BBC, « Les Français parlent aux Français », 5 janvier 1942
In Les voix de la Liberté, tome 2. La Documentation française, 1975

Fait prisonnier dans l’Aisne le 11 juin 1940, Jean-Louis Crémieux est incarcéré en Allemagne. Le 4 janvier 1941, il s’évade du Stalag II B et gagne l’Union soviétique où il est emprisonné avec plus de 200 autres Français. Avec l’invasion de l’Union soviétique par l’Allemagne, l’URSS devient l’alliée de la France Libre. Jean-Louis Crémieux peut donc, avec 185 autres évadés français (dont Alain de Boissieu et Pierre Billotte) rallier la Grande-Bretagne où il s’engage dans la France Libre le 9 septembre 1941 sous le nom de Brilhac. Invité de l’émission « Les Français parlent aux Français » le 5 janvier 1942, il témoigne du martyre de la Pologne.

Hitler a pu supprimer la République de Pologne ; il peut ordonner à ses soldats de matraquer, déporter, fusiller des Polonais ; mais on n’assassine pas une Patrie ! Nous avons vu les troupes allemandes cerner Ostrolenka le 10 décembre 1940, contraindre les habitants à abandonner leurs biens, leur maison, leur bétail dans le délai d’une demi-heure, les enfermer dans les églises de la localité, hommes, femmes, vieillards, enfants pêle-mêle, les y laisser trois jours entiers sans nourriture et sans feu alors qu’il faisait 25° en dessous de zéro, puis, le troisième jour, les embarquer dans des camions découverts à destination de Varsovie. Plusieurs enfants étaient morts entre temps, les mères partirent en emportant les petits cadavres serrés dans leurs bras ; mais, lorsque sonna l’heure du départ, nous les avons entendues reprendre en chœur l’hymne national polonais. La Pologne souffre, mais sa foi en la victoire est plus vivace que jamais.

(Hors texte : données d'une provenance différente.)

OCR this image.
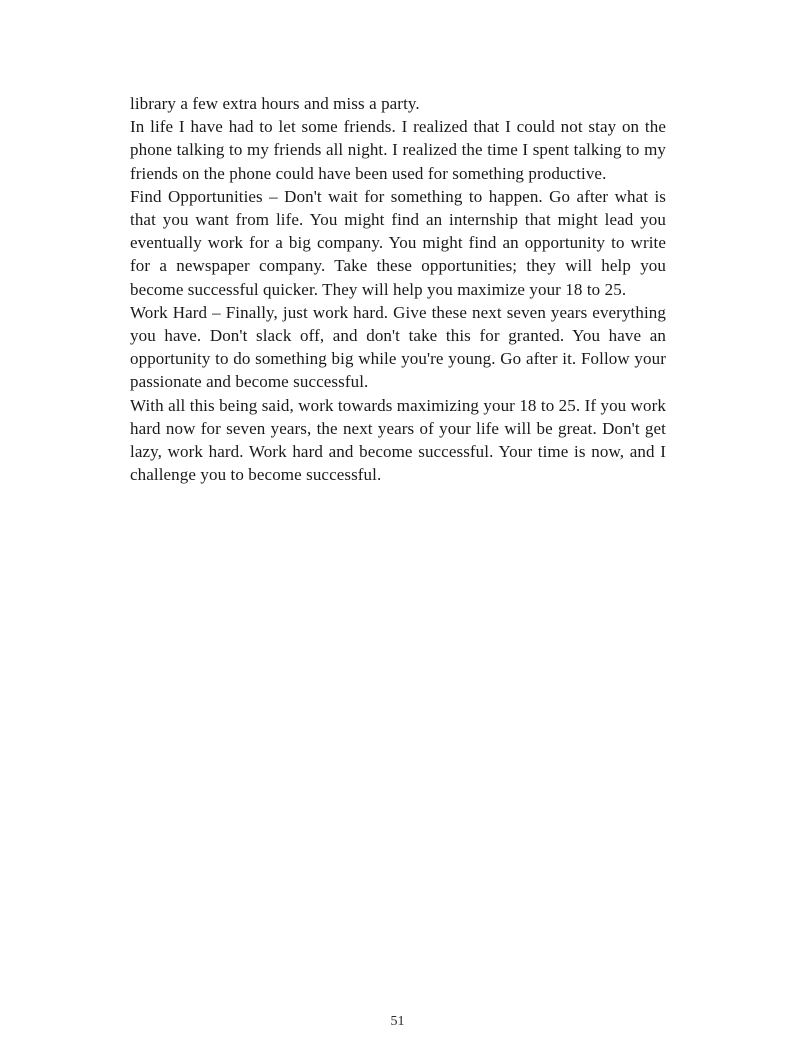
library a few extra hours and miss a party.

In life I have had to let some friends. I realized that I could not stay on the phone talking to my friends all night. I realized the time I spent talking to my friends on the phone could have been used for something productive.

Find Opportunities – Don't wait for something to happen. Go after what is that you want from life. You might find an internship that might lead you eventually work for a big company. You might find an opportunity to write for a newspaper company. Take these opportunities; they will help you become successful quicker. They will help you maximize your 18 to 25.

Work Hard – Finally, just work hard. Give these next seven years everything you have. Don't slack off, and don't take this for granted. You have an opportunity to do something big while you're young. Go after it. Follow your passionate and become successful.

With all this being said, work towards maximizing your 18 to 25. If you work hard now for seven years, the next years of your life will be great. Don't get lazy, work hard. Work hard and become successful. Your time is now, and I challenge you to become successful.

51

Nous qui avons été témoins de la résistance de ce peuple héroïque, nous avons eu l’émotion de découvrir que partout où il y avait des Polonais, nous avions des amis.

Imaginez un village de Poméranie : c’est le soir, des prisonniers français rentrent du travail, colonne de forçats encadrés par leurs sentinelles. Un homme les regarde passer :il porte sur la poitrine un petit losange jaune et violet où est imprimé la lettre P. Ce petit bout d’étoffe signifie que cet homme est un Polonais et qu’il a trouvé sa place de paria dans l’Ordre Nouveau ; il ne vous regarde pas ; il ne vous parle pas, il n’en a pas le droit ;demain il sera peut-être matraqué à mort par quelque Feld-Webel ; demain, ses enfants, qu’il n’a pas vu depuis deux ans, seront peut-être condamnés à casser la glace avec une barre de mine dans un camp de Prusse orientale ; pour lui, le mot collaborer n’a qu’un sens : lutter aux côtés de ceux qu’anime la même haine ; pour lui, les anciennes alliances sont toujours valables. Faites-lui un signe d’intelligence : ce soir, ou demain, ou dans huit jours, à un instant où vous serez seul et sans témoin, vous le trouverez à côté de vous. Luis avez-vous parlé d’évasion ? Un soir, dans l’ombre, quelqu’un vous met sous le bras un vêtement civil qui vous manquait pour partir. Un dialogue chuchoté derrière un mur… et tel médecin de Cracovie ou de Poznan glisse dans votre poche un papier : vos nouvelles pièces d’identité, fabriquées quelque part dans une officine mystérieuse et transmises de main en main sous la surface dormante des provinces soi-disant pacifiées.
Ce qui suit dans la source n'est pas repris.